The village of Samibhanjyang has the lowest altitude of the CAIRN villages, situated at 1066 meters above sea level and in the Lamjung district. The climate is cold in winter and hot and wet in the summer monsoon season. The village is 65 kilometers from the nearest town, Pokhara, or four hours drive on a local bus. There is a gravel road to the village which becomes impassable during the rainy season due to floods and landslides. The village itself has a few shops and is actually located at the crossroads of paths crossing a saddle in the mountains.
The village is made up of approximately 700 people, with 185 children between the ages of 6 and 16 years. The majority of villagers rely on subsistence agriculture, with a small minority in service industries. Paddy, millet, maize and wheat are the main staple crops produced, with domesticated animals raised for dairy products meat and manure.Although most households are engaged in full time farming food, only 18% produce sufficient food for their needs. Approximately 10% of the villagers live below the absolute poverty line.
Home and Family
Most of the houses within the village are two-story structures made of local materials, such as stones, mud and timber. Since the village is relatively is close to urban areas and has access to a motorable road, several newer houses have been made with cement and iron. Unlike other villages within the area, the majority of houses also have a separate kitchen which helps to create a clean indoor environment and better health particularly for women and children. Also unusually a high proportion 86%, of households have lavatories! Nepal is one of the richest countries in the world in terms of water resources. However, the large majority of people across the country do not have clean drinking water and water is a problem in the dry weather. In this village there are sufficient sources of drinking water, but the village still experiences a lack of supply during the dry season. The village does not have electricity, and very few villagers have solar panels to provide lighting. Firewood is the main energy source for cooking and heating. In Samibhajyang marriage is socially and culturally accepted from the age of 16-18, with women giving birth of the first child one or two years after their marriage. Dowries are not compulsory, but are prevalent in the village.

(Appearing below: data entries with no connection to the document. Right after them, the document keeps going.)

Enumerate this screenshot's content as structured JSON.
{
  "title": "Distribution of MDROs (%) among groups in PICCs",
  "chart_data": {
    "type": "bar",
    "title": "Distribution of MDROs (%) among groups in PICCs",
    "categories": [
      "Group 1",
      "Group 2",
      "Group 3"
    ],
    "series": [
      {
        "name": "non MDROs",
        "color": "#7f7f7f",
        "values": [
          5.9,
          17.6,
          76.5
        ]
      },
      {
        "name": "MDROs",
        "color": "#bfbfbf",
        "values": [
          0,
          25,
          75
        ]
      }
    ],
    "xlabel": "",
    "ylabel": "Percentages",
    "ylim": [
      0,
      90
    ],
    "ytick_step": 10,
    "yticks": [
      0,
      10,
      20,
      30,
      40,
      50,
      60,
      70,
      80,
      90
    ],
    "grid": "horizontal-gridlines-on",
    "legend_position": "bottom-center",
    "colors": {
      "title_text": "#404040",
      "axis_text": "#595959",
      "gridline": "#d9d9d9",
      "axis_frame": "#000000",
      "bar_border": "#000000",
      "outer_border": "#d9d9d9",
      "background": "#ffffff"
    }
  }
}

Education Within the Village
There are four primary schools in the immediate area, one lower-secondary, and one secondary school, which contributes to a quite low village illiteracy rate of 20%. The Samjhana Secondary School – which is funded by Thomas’s Battersea educates 222 students from pre-primary to Class 10, with slightly more girls than boys. Built in 1998, it was the first one completed by any of the Thomas’s Schools. The land on which it stands was donated by one of the villagers, and the whole village contributed labour for quarrying stone, breaking stone for aggregate and carrying sand up from the river below. In those days there was no road to the village. The school is large, with a total of 15 large classrooms within the school, allowing the school to accommodate a considerable number of students. This school is well located and has a large play ground, toilets and drinking water. The school compound is very well fenced and there are good educational materials and supplies. The school is open from 10 am to 4 pm from Sunday to Thursday and 10 am to 1pm on Fridays, and is closed on Saturdays and public holidays. English is a compulsory at the school. There are currently 15 teachers employed at the school, of which 11 are from the local community. The teachers from the school report that student attendance is good. Though the teacher attendance is also reported to be good, some classes are experiencing difficulty in completing the School Leaving Certificate (SLC), with pass rates only being between 10-15%. The CAIRN Trust will continue to monitor this situation.